Much of “Her Loss” operates at this register, with Drake and 21 unearthing unexpected connective tissue between their seemingly disparate skillsets. The ominous “Broke Boys” punctuates a sharp 21 Savage verse with combative Drake ad-libs. On “More M’s,” Drake is chest-thumping about his commercial supremacy while 21 is just trying to transport a drunk passenger home and eat some fried rice, but both come together to heckle rivals for feeble album sales
The nearly seven-minute “Hours in Silence” enlists 21 for a smooth, concise bridge where a traditional verse might have knocked the song off its axis; Drake’s extended outro is hypnotizing in the same way much of “Take Care’s” back half was. “Middle of the Ocean” (which, until its beat switches to a more opulent gear, sounds like a pina colada tastes) delivers a sustained, throat-clearing verse in which Drake compares himself to Pink Floyd and sneers at “Honestly, Nevermind” detractors; it’s all capped off by an outro from Birdman (to save you the trouble of Googling it: he is 53 years old).

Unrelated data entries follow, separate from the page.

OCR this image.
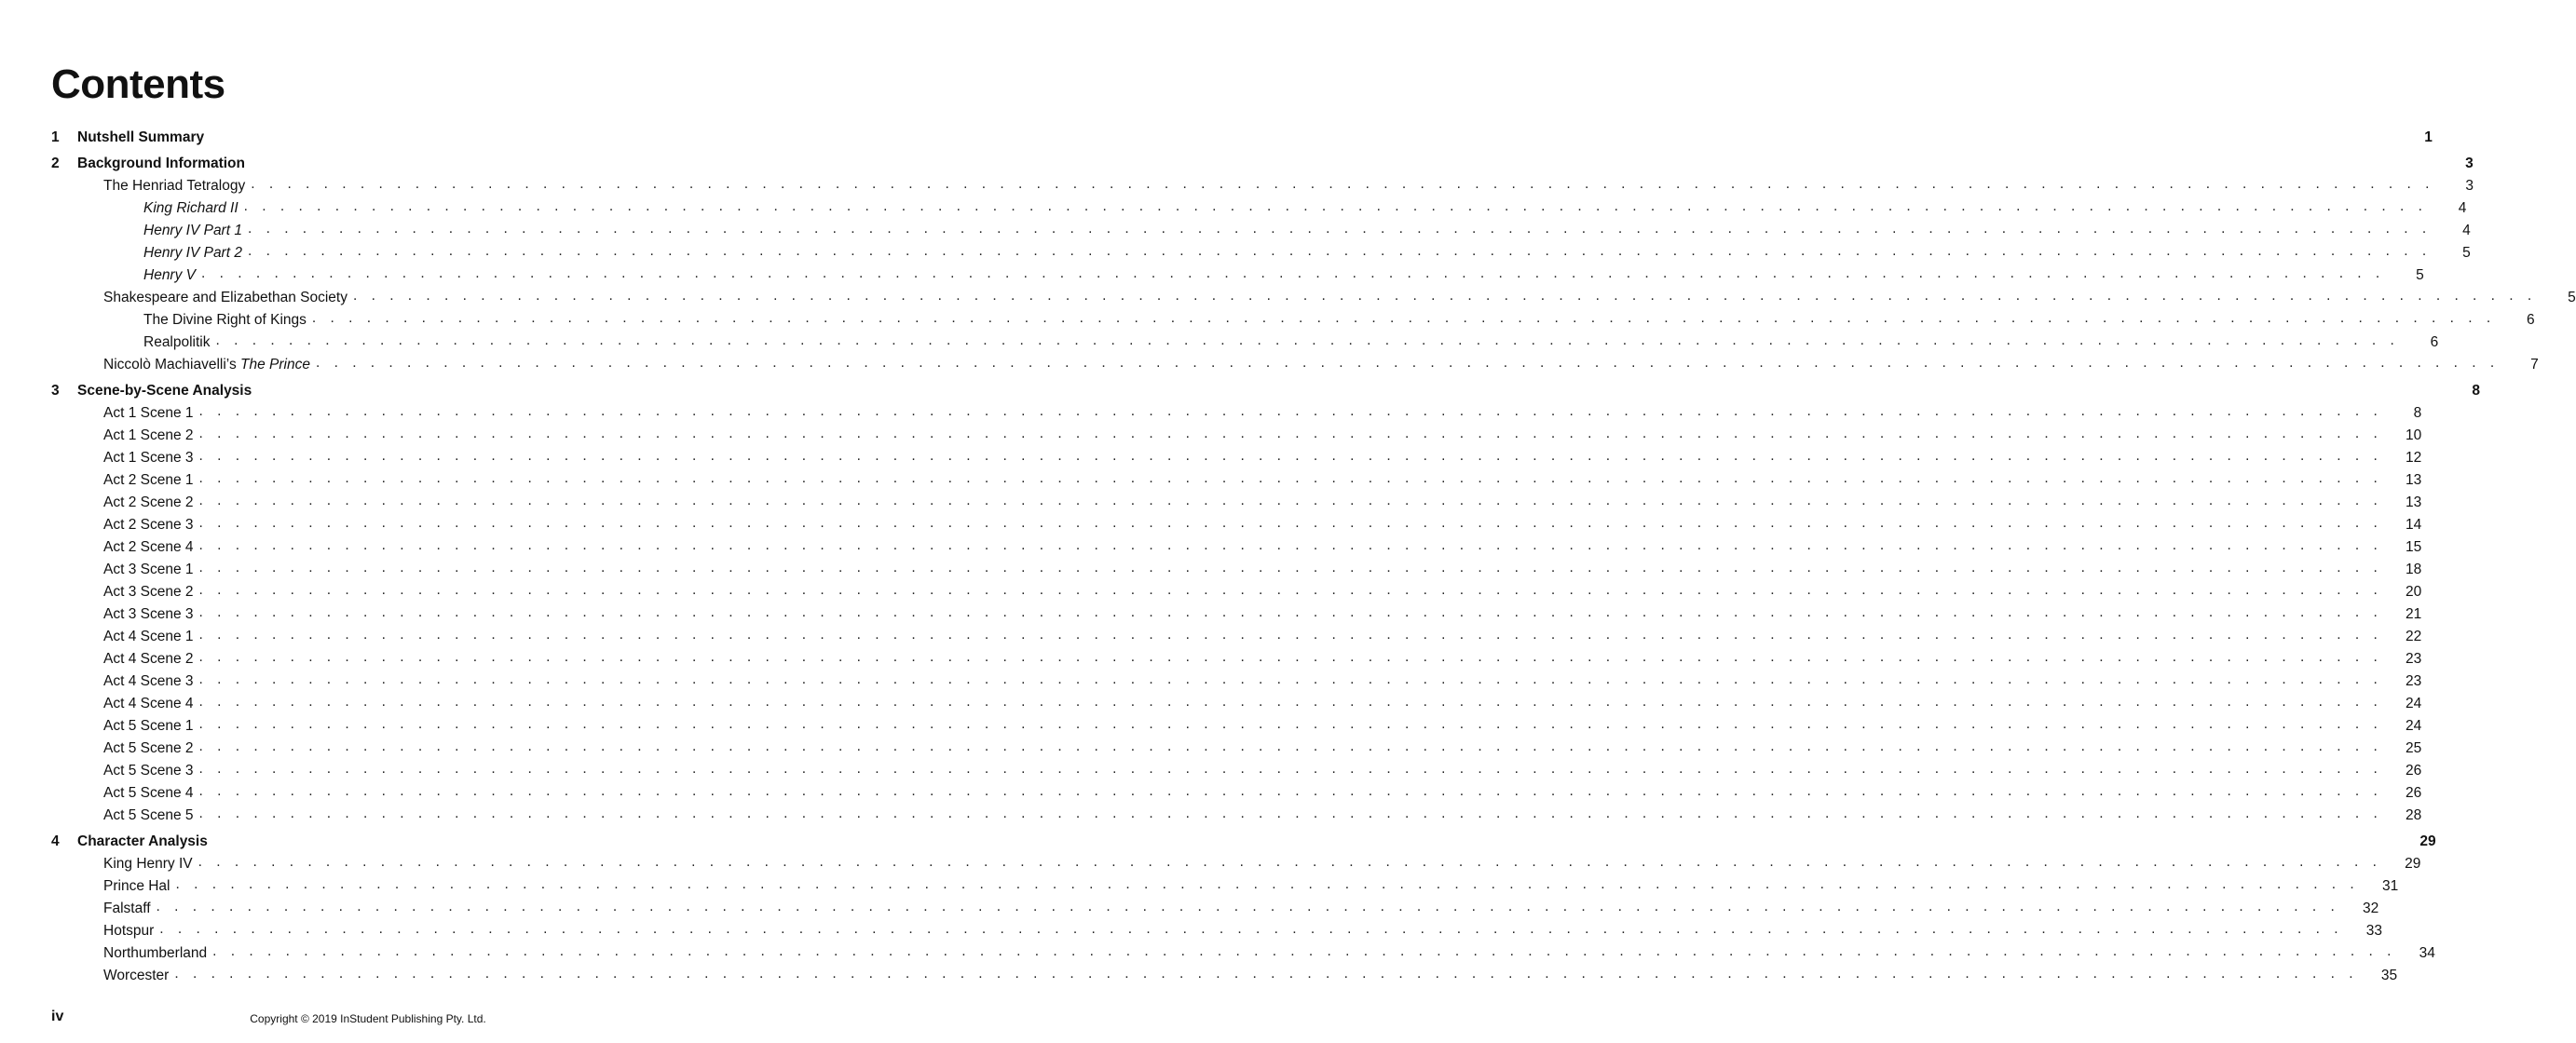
Contents
1	Nutshell Summary	1
2	Background Information	3
The Henriad Tetralogy . . . . . . . . . . . . . . . . . . . . . . . . . . . . . . . . . . . . . . . . . . . . . . . . . . . . . . . . . . . . . . . . . . . . . . . . . . . . . . . . . . . . . . . . . . . . . . . . . . . . . . . . . . . . . . . . . . . . . . . .	3
King Richard II . . . . . . . . . . . . . . . . . . . . . . . . . . . . . . . . . . . . . . . . . . . . . . . . . . . . . . . . . . . . . . . . . . . . . . . . . . . . . . . . . . . . . . . . . . . . . . . . . . . . . . . . . . . . . . . . . . . . . . . .	4
Henry IV Part 1 . . . . . . . . . . . . . . . . . . . . . . . . . . . . . . . . . . . . . . . . . . . . . . . . . . . . . . . . . . . . . . . . . . . . . . . . . . . . . . . . . . . . . . . . . . . . . . . . . . . . . . . . . . . . . . . . . . . . . . . .	4
Henry IV Part 2 . . . . . . . . . . . . . . . . . . . . . . . . . . . . . . . . . . . . . . . . . . . . . . . . . . . . . . . . . . . . . . . . . . . . . . . . . . . . . . . . . . . . . . . . . . . . . . . . . . . . . . . . . . . . . . . . . . . . . . . .	5
Henry V . . . . . . . . . . . . . . . . . . . . . . . . . . . . . . . . . . . . . . . . . . . . . . . . . . . . . . . . . . . . . . . . . . . . . . . . . . . . . . . . . . . . . . . . . . . . . . . . . . . . . . . . . . . . . . . . . . . . . . . .	5
Shakespeare and Elizabethan Society . . . . . . . . . . . . . . . . . . . . . . . . . . . . . . . . . . . . . . . . . . . . . . . . . . . . . . . . . . . . . . . . . . . . . . . . . . . . . . . . . . . . . . . . . . . . . . . . . . . . . . . . . . . . . . . . . . . . . . . .	5
The Divine Right of Kings . . . . . . . . . . . . . . . . . . . . . . . . . . . . . . . . . . . . . . . . . . . . . . . . . . . . . . . . . . . . . . . . . . . . . . . . . . . . . . . . . . . . . . . . . . . . . . . . . . . . . . . . . . . . . . . . . . . . . . . .	6
Realpolitik . . . . . . . . . . . . . . . . . . . . . . . . . . . . . . . . . . . . . . . . . . . . . . . . . . . . . . . . . . . . . . . . . . . . . . . . . . . . . . . . . . . . . . . . . . . . . . . . . . . . . . . . . . . . . . . . . . . . . . . .	6
Niccolò Machiavelli’s The Prince . . . . . . . . . . . . . . . . . . . . . . . . . . . . . . . . . . . . . . . . . . . . . . . . . . . . . . . . . . . . . . . . . . . . . . . . . . . . . . . . . . . . . . . . . . . . . . . . . . . . . . . . . . . . . . . . . . . . . . . .	7
3	Scene-by-Scene Analysis	8
Act 1 Scene 1 . . . . . . . . . . . . . . . . . . . . . . . . . . . . . . . . . . . . . . . . . . . . . . . . . . . . . . . . . . . . . . . . . . . . . . . . . . . . . . . . . . . . . . . . . . . . . . . . . . . . . . . . . . . . . . . . . . . . . . . .	8
Act 1 Scene 2 . . . . . . . . . . . . . . . . . . . . . . . . . . . . . . . . . . . . . . . . . . . . . . . . . . . . . . . . . . . . . . . . . . . . . . . . . . . . . . . . . . . . . . . . . . . . . . . . . . . . . . . . . . . . . . . . . . . . . . . .	10
Act 1 Scene 3 . . . . . . . . . . . . . . . . . . . . . . . . . . . . . . . . . . . . . . . . . . . . . . . . . . . . . . . . . . . . . . . . . . . . . . . . . . . . . . . . . . . . . . . . . . . . . . . . . . . . . . . . . . . . . . . . . . . . . . . .	12
Act 2 Scene 1 . . . . . . . . . . . . . . . . . . . . . . . . . . . . . . . . . . . . . . . . . . . . . . . . . . . . . . . . . . . . . . . . . . . . . . . . . . . . . . . . . . . . . . . . . . . . . . . . . . . . . . . . . . . . . . . . . . . . . . . .	13
Act 2 Scene 2 . . . . . . . . . . . . . . . . . . . . . . . . . . . . . . . . . . . . . . . . . . . . . . . . . . . . . . . . . . . . . . . . . . . . . . . . . . . . . . . . . . . . . . . . . . . . . . . . . . . . . . . . . . . . . . . . . . . . . . . .	13
Act 2 Scene 3 . . . . . . . . . . . . . . . . . . . . . . . . . . . . . . . . . . . . . . . . . . . . . . . . . . . . . . . . . . . . . . . . . . . . . . . . . . . . . . . . . . . . . . . . . . . . . . . . . . . . . . . . . . . . . . . . . . . . . . . .	14
Act 2 Scene 4 . . . . . . . . . . . . . . . . . . . . . . . . . . . . . . . . . . . . . . . . . . . . . . . . . . . . . . . . . . . . . . . . . . . . . . . . . . . . . . . . . . . . . . . . . . . . . . . . . . . . . . . . . . . . . . . . . . . . . . . .	15
Act 3 Scene 1 . . . . . . . . . . . . . . . . . . . . . . . . . . . . . . . . . . . . . . . . . . . . . . . . . . . . . . . . . . . . . . . . . . . . . . . . . . . . . . . . . . . . . . . . . . . . . . . . . . . . . . . . . . . . . . . . . . . . . . . .	18
Act 3 Scene 2 . . . . . . . . . . . . . . . . . . . . . . . . . . . . . . . . . . . . . . . . . . . . . . . . . . . . . . . . . . . . . . . . . . . . . . . . . . . . . . . . . . . . . . . . . . . . . . . . . . . . . . . . . . . . . . . . . . . . . . . .	20
Act 3 Scene 3 . . . . . . . . . . . . . . . . . . . . . . . . . . . . . . . . . . . . . . . . . . . . . . . . . . . . . . . . . . . . . . . . . . . . . . . . . . . . . . . . . . . . . . . . . . . . . . . . . . . . . . . . . . . . . . . . . . . . . . . .	21
Act 4 Scene 1 . . . . . . . . . . . . . . . . . . . . . . . . . . . . . . . . . . . . . . . . . . . . . . . . . . . . . . . . . . . . . . . . . . . . . . . . . . . . . . . . . . . . . . . . . . . . . . . . . . . . . . . . . . . . . . . . . . . . . . . .	22
Act 4 Scene 2 . . . . . . . . . . . . . . . . . . . . . . . . . . . . . . . . . . . . . . . . . . . . . . . . . . . . . . . . . . . . . . . . . . . . . . . . . . . . . . . . . . . . . . . . . . . . . . . . . . . . . . . . . . . . . . . . . . . . . . . .	23
Act 4 Scene 3 . . . . . . . . . . . . . . . . . . . . . . . . . . . . . . . . . . . . . . . . . . . . . . . . . . . . . . . . . . . . . . . . . . . . . . . . . . . . . . . . . . . . . . . . . . . . . . . . . . . . . . . . . . . . . . . . . . . . . . . .	23
Act 4 Scene 4 . . . . . . . . . . . . . . . . . . . . . . . . . . . . . . . . . . . . . . . . . . . . . . . . . . . . . . . . . . . . . . . . . . . . . . . . . . . . . . . . . . . . . . . . . . . . . . . . . . . . . . . . . . . . . . . . . . . . . . . .	24
Act 5 Scene 1 . . . . . . . . . . . . . . . . . . . . . . . . . . . . . . . . . . . . . . . . . . . . . . . . . . . . . . . . . . . . . . . . . . . . . . . . . . . . . . . . . . . . . . . . . . . . . . . . . . . . . . . . . . . . . . . . . . . . . . . .	24
Act 5 Scene 2 . . . . . . . . . . . . . . . . . . . . . . . . . . . . . . . . . . . . . . . . . . . . . . . . . . . . . . . . . . . . . . . . . . . . . . . . . . . . . . . . . . . . . . . . . . . . . . . . . . . . . . . . . . . . . . . . . . . . . . . .	25
Act 5 Scene 3 . . . . . . . . . . . . . . . . . . . . . . . . . . . . . . . . . . . . . . . . . . . . . . . . . . . . . . . . . . . . . . . . . . . . . . . . . . . . . . . . . . . . . . . . . . . . . . . . . . . . . . . . . . . . . . . . . . . . . . . .	26
Act 5 Scene 4 . . . . . . . . . . . . . . . . . . . . . . . . . . . . . . . . . . . . . . . . . . . . . . . . . . . . . . . . . . . . . . . . . . . . . . . . . . . . . . . . . . . . . . . . . . . . . . . . . . . . . . . . . . . . . . . . . . . . . . . .	26
Act 5 Scene 5 . . . . . . . . . . . . . . . . . . . . . . . . . . . . . . . . . . . . . . . . . . . . . . . . . . . . . . . . . . . . . . . . . . . . . . . . . . . . . . . . . . . . . . . . . . . . . . . . . . . . . . . . . . . . . . . . . . . . . . . .	28
4	Character Analysis	29
King Henry IV . . . . . . . . . . . . . . . . . . . . . . . . . . . . . . . . . . . . . . . . . . . . . . . . . . . . . . . . . . . . . . . . . . . . . . . . . . . . . . . . . . . . . . . . . . . . . . . . . . . . . . . . . . . . . . . . . . . . . . . .	29
Prince Hal . . . . . . . . . . . . . . . . . . . . . . . . . . . . . . . . . . . . . . . . . . . . . . . . . . . . . . . . . . . . . . . . . . . . . . . . . . . . . . . . . . . . . . . . . . . . . . . . . . . . . . . . . . . . . . . . . . . . . . . .	31
Falstaff . . . . . . . . . . . . . . . . . . . . . . . . . . . . . . . . . . . . . . . . . . . . . . . . . . . . . . . . . . . . . . . . . . . . . . . . . . . . . . . . . . . . . . . . . . . . . . . . . . . . . . . . . . . . . . . . . . . . . . . .	32
Hotspur . . . . . . . . . . . . . . . . . . . . . . . . . . . . . . . . . . . . . . . . . . . . . . . . . . . . . . . . . . . . . . . . . . . . . . . . . . . . . . . . . . . . . . . . . . . . . . . . . . . . . . . . . . . . . . . . . . . . . . . .	33
Northumberland . . . . . . . . . . . . . . . . . . . . . . . . . . . . . . . . . . . . . . . . . . . . . . . . . . . . . . . . . . . . . . . . . . . . . . . . . . . . . . . . . . . . . . . . . . . . . . . . . . . . . . . . . . . . . . . . . . . . . . . .	34
Worcester . . . . . . . . . . . . . . . . . . . . . . . . . . . . . . . . . . . . . . . . . . . . . . . . . . . . . . . . . . . . . . . . . . . . . . . . . . . . . . . . . . . . . . . . . . . . . . . . . . . . . . . . . . . . . . . . . . . . . . . .	35
iv	Copyright © 2019 InStudent Publishing Pty. Ltd.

The weakest stretches of “Her Loss” can often be attributed to unadventurous subject matter. There are fleeting exceptions, as with “3AM on Glenwood,” a 21 Savage solo song that is piercing in its honesty; elsewhere, on “Spin Bout U,” Drake finally reveals his stance on the Supreme Court overturning Roe v. Wade. But the duo largely remains in their comfort zone, which can have a numbing effect (and can lead to undesirable crutches, as when the record slips into casual misogyny).
Despite the seeming stasis that was setting in before this year, Drake now is newly reinvigorated, more engaged as a rapper than at any point since 2015’s “If You’re Reading This It’s Too Late,” and 21 Savage is the right complement for his current energy. Though not without its missteps, “Her Loss” leaves the unshakable impression that Drake, in 2022, is doing what inspires him rather than pandering. One year removed from “Certified Lover Boy,” that represents a surprising and encouraging evolution.